In Search of Aimai Cristen by Phillip Good does not begin with the page above, but with this personal ad on page one:
1. The Ad
Young attractive girl, 24, searching for
love, compassion, joy from a man who can
provide financial security. Write Aimai
Cristen, Box 3689, Barb Office, 1234
University Ave, Berkeley CA 94709.
The ad is enough to pique my curiosity: a woman seeking what, I suppose, could be described as the stereotypical idea of a “perfect” man. Not only is he loving and compassionate, but he’ll be a sugar daddy. What lonely woman with no ambition of her own wouldn’t want that?
Any correspondence in a novel interests me, frankly, even if that correspondence isn’t necessarily personal and has been cast out into the world for anyone to answer. As a first page, the ad works well for me.
The first complete page, on the other hand, loses me a little. The first sentence, “My dad and I have had our ups and downs over the years,” is a little “eh.” Who hasn’t had ups and downs with their parents over the years? Conflict in the first sentence is effective, but giving the conflict a unique twist, something specific and in keeping with the drama between the characters, would be more effective. For example, “I’ve always hated that my father paid more attention to my siblings than he did to me” tells us exactly what the conflict is (as the narrator sees it), and we’re then curious to read in what ways the narrator was ignored, and in what way the siblings were favored.

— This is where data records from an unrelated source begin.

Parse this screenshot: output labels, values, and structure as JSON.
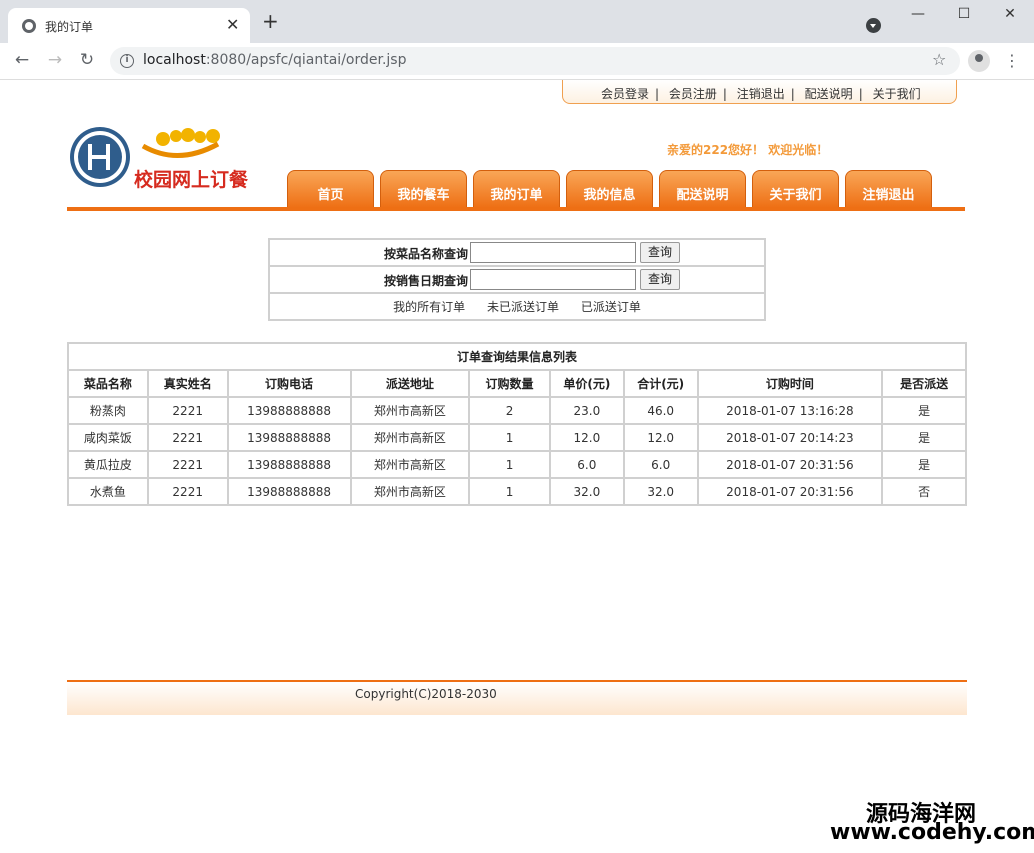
{
  "browser": {
    "tab_title": "我的订单",
    "url_host": "localhost",
    "url_rest": ":8080/apsfc/qiantai/order.jsp"
  },
  "toplinks": [
    "会员登录",
    "会员注册",
    "注销退出",
    "配送说明",
    "关于我们"
  ],
  "logo": {
    "text": "校园网上订餐",
    "accent": "#d62b1f"
  },
  "welcome": "亲爱的222您好！ 欢迎光临！",
  "nav": [
    "首页",
    "我的餐车",
    "我的订单",
    "我的信息",
    "配送说明",
    "关于我们",
    "注销退出"
  ],
  "search": {
    "by_name_label": "按菜品名称查询",
    "by_date_label": "按销售日期查询",
    "name_value": "",
    "date_value": "",
    "query_button": "查询",
    "filters": [
      "我的所有订单",
      "未已派送订单",
      "已派送订单"
    ]
  },
  "results": {
    "caption": "订单查询结果信息列表",
    "columns": [
      "菜品名称",
      "真实姓名",
      "订购电话",
      "派送地址",
      "订购数量",
      "单价(元)",
      "合计(元)",
      "订购时间",
      "是否派送"
    ],
    "rows": [
      [
        "粉蒸肉",
        "2221",
        "13988888888",
        "郑州市高新区",
        "2",
        "23.0",
        "46.0",
        "2018-01-07 13:16:28",
        "是"
      ],
      [
        "咸肉菜饭",
        "2221",
        "13988888888",
        "郑州市高新区",
        "1",
        "12.0",
        "12.0",
        "2018-01-07 20:14:23",
        "是"
      ],
      [
        "黄瓜拉皮",
        "2221",
        "13988888888",
        "郑州市高新区",
        "1",
        "6.0",
        "6.0",
        "2018-01-07 20:31:56",
        "是"
      ],
      [
        "水煮鱼",
        "2221",
        "13988888888",
        "郑州市高新区",
        "1",
        "32.0",
        "32.0",
        "2018-01-07 20:31:56",
        "否"
      ]
    ]
  },
  "footer": {
    "copyright": "Copyright(C)2018-2030"
  },
  "corner_watermark": {
    "site": "源码海洋网",
    "url": "www.codehy.com"
  },
  "colors": {
    "nav_orange": "#ee6f14",
    "welcome_orange": "#f39a3a"
  }
}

The altered first sentence also provides some insight as we move deeper into the first full page when the narrator’s belief that her father neglects her is refuted by her sibling Dana, who offers some examples of their father spending equal time with the siblings.
“Well, O.K.,” says the narrator. “But I still think Dad spent more time with Dana and Donna.”
Were the sentence the altered one, I would expect this disagreement over time spent and would assume it to be part of the central conflict among the siblings. But, as the first sentence is originally written, I’m left wondering why I should care about the different ways siblings see the time they spent with their father. What’s special about it? What’s the “so what” of it?
I’m also left a little confused by the chapter’s title, “Dino,” followed by the mention of characters Dina, Dana, and Donna. The narrator does say she has older sisters, but how many? Are Dino and Dina and Dana all different people, or is there a typo somewhere? Without doing too much “telling,” an author could, in the case of many similar names, explain in a quick line the reason behind them. “Mom loved the Flinstones’ dinosaur and wanted us all to have a variation of its name,” for example, would eliminate some of the confusion.
With all of that said, however, I do want to keep reading. I like the way Good reveals the narrator’s sex on page one by having her mention a job she took at 16 as a phone sex worker. I like the idea of a delinquent and slacker girl—there are plenty of delinquent and slacker boys in stories, but not so many girls.
An interesting character promised, here, combined with the lure of the ad and this Aimai person. And when I scroll-flip to pages seven and eight, I see an interesting and powerful relationship between daughter and father being explored.
An editor once told me the first three chapters of a novel can usually safely be cut from a just-finished manuscript. I’m starting to believe he’s right; I’m finding in many of these first pages I’m reading that the real story often begins long after page one. It certainly seems to be true in this case.